El mercado de trabajo es un fiel reflejo, en primer lugar, de la debilidad de la actividad económica. El colapso de la construcción y su impacto en sectores con la demanda derivada de aquel, dominante durante más de una década, es responsable del mayor contingente de parados. Ese excepcional desempleo es también tributario de la muy pronunciada y prolongada contracción en el crédito al sector privado, en especial a las pequeñas y medianas empresas, principales responsables de la creación de empleo.
Considerar que la causa única o fundamental del enorme desempleo español (que duplica la media europea) es una organización del mercado de trabajo mucho más rígida que la de nuestros socios es una presunción que no dispone de respaldo empírico suficiente. La flexibilidad del despido o la de la fijación de salarios, por citar dos aspectos básicos de esas normas, no son mucho mayores en las economías europeas más avanzadas que en España. Sin ir muy lejos, el País Vasco, por ejemplo, dispone de una regulación laboral no muy distinta a la del conjunto de España, pero su tasa de paro es la mitad de la media. La explicación de las diferencias hay que localizarlas en lo que las empresas producen, cómo lo hacen y cómo compiten en los mercados. Y, no menos importante, en la calidad de la propia gestión empresarial y la de la formación profesional de los que trabajan.
La mayoría de las empresas saludarían un mercado de trabajo menos y mejor regulado. Pero constituye un error, generador de falsas esperanzas, hacer de su desregulación el elemento central de la recuperación del empleo y un fundamento de la modernización de la economía española. Tampoco van a ser la panacea las medidas encaminadas a aflorar la actividad económica sumergida que acaba de aprobar el Gobierno.

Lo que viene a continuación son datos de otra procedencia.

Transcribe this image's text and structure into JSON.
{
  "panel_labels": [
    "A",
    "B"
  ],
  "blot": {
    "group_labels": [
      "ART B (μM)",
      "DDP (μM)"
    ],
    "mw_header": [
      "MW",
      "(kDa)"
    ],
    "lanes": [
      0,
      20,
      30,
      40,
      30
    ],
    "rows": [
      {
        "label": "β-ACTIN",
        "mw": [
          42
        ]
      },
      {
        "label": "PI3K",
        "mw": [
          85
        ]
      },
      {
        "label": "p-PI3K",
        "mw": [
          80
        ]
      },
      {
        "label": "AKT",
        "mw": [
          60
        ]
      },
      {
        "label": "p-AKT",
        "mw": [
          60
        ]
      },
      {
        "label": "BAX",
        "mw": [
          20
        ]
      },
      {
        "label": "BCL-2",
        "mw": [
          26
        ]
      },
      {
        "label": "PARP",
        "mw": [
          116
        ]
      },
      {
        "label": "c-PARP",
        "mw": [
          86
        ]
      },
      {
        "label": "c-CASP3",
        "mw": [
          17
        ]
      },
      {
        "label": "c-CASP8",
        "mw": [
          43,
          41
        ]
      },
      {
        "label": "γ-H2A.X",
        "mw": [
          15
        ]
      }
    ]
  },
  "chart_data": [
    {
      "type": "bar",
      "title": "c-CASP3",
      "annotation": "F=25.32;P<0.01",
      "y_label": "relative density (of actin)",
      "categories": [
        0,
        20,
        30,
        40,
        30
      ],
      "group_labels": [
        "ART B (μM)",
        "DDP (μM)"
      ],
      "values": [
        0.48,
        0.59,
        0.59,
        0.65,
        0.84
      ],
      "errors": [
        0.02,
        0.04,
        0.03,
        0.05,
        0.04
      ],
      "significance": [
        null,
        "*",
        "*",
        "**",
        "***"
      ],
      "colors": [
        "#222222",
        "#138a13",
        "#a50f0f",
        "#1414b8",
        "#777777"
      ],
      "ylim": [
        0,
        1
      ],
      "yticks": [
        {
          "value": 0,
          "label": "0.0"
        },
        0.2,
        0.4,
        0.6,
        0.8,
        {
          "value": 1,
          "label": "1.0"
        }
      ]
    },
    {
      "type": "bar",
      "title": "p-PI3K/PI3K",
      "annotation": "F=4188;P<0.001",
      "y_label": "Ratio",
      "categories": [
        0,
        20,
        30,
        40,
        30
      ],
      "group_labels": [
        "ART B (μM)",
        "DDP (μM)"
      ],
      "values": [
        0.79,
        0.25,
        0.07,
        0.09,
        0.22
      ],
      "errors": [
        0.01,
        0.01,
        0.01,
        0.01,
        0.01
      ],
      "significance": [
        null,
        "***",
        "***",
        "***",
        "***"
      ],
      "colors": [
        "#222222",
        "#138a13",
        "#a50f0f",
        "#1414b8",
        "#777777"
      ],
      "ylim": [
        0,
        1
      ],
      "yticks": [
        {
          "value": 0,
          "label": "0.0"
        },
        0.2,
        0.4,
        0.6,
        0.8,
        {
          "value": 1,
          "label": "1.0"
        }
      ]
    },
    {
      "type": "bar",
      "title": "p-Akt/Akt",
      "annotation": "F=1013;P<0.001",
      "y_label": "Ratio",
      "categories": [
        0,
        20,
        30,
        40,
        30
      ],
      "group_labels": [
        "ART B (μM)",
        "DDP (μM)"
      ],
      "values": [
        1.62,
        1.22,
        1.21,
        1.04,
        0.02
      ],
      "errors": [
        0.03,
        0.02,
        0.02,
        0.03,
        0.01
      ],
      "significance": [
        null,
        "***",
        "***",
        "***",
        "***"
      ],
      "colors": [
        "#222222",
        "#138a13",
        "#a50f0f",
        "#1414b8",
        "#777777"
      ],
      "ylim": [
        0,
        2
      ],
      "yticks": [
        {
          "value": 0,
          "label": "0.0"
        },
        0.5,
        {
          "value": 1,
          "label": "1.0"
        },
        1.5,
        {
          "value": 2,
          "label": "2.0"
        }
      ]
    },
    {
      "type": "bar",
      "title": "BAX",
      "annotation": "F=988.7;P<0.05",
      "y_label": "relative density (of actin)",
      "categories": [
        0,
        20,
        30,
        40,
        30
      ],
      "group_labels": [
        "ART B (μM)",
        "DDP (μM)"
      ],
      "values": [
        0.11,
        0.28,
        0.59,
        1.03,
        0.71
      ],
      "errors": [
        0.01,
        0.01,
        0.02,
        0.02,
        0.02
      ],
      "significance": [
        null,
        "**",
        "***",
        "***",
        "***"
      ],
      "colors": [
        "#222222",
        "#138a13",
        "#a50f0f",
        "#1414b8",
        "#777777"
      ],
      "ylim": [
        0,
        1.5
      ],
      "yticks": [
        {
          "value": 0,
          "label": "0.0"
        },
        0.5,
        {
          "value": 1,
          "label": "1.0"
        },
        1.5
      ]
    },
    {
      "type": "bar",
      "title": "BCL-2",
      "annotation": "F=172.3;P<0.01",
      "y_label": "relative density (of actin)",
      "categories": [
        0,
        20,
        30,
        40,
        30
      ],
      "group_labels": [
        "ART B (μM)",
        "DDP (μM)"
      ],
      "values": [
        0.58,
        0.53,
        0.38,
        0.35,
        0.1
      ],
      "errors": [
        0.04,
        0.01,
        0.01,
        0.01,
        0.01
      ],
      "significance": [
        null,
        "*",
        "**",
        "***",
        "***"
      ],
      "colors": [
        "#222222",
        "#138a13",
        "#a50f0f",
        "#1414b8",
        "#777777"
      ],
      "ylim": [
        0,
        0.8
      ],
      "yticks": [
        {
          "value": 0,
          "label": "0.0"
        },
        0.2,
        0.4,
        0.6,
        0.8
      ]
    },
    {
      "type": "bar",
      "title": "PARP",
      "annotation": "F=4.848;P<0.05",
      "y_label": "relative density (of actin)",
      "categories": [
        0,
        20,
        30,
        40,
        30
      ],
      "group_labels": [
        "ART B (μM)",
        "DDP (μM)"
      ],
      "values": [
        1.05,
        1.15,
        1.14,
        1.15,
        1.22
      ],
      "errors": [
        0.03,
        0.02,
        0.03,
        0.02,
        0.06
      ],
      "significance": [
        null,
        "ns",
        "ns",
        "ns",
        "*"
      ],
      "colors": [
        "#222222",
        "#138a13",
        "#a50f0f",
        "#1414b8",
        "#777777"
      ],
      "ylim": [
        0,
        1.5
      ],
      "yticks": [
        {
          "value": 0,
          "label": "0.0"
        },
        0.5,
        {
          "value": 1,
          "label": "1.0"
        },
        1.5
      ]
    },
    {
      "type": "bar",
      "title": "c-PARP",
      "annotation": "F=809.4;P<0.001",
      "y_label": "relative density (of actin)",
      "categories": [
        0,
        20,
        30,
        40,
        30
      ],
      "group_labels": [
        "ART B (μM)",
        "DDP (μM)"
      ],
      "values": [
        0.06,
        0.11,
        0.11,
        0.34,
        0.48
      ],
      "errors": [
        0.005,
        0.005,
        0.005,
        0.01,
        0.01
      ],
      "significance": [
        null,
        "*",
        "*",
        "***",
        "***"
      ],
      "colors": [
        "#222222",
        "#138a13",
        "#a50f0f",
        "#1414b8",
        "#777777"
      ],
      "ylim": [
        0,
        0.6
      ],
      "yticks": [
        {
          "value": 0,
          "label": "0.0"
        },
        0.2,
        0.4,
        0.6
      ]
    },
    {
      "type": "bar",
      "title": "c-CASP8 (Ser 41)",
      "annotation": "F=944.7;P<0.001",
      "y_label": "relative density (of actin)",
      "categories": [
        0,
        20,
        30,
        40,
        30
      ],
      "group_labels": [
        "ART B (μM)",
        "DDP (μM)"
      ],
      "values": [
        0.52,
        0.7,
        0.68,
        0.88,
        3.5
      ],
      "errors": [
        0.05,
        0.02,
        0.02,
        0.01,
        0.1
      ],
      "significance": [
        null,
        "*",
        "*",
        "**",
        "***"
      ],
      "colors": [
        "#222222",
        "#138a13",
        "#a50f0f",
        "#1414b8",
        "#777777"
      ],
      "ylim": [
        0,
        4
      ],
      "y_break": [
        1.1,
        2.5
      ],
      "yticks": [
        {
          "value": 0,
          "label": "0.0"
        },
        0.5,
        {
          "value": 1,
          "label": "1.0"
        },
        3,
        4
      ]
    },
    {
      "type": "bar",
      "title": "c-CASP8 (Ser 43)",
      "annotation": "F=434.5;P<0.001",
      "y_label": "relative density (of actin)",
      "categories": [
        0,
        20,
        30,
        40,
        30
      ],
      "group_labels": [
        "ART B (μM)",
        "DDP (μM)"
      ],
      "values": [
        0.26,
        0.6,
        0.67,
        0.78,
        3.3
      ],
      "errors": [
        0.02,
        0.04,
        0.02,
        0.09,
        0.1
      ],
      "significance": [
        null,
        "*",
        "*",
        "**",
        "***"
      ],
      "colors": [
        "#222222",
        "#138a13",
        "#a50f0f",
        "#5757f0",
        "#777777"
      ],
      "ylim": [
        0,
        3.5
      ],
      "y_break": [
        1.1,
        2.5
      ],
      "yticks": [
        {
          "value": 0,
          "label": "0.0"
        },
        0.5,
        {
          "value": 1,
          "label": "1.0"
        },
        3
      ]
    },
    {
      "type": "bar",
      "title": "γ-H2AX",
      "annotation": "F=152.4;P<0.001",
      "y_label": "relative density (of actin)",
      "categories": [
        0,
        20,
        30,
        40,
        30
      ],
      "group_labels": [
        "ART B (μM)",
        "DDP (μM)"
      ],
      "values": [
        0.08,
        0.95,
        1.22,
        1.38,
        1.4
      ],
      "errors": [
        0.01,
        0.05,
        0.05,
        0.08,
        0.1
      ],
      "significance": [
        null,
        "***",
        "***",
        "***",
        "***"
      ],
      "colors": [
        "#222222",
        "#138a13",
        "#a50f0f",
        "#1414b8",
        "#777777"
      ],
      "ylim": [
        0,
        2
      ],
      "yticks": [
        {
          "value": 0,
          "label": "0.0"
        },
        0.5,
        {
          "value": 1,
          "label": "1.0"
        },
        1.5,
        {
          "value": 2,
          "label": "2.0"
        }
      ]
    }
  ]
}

Lo que se necesita es inversión que facilite la transición a sectores menos vulnerables y permita el nacimiento de más empresas de las que desaparecen. Para ello ha de haber crédito. Aprovechar la demanda exterior exige, entre otras cosas, una mínima capacidad de financiación de la que no dispone hoy la empresa media española. Sin ello no habrá crecimiento. Y sin crecimiento no se genera empleo y es difícil pagar las deudas.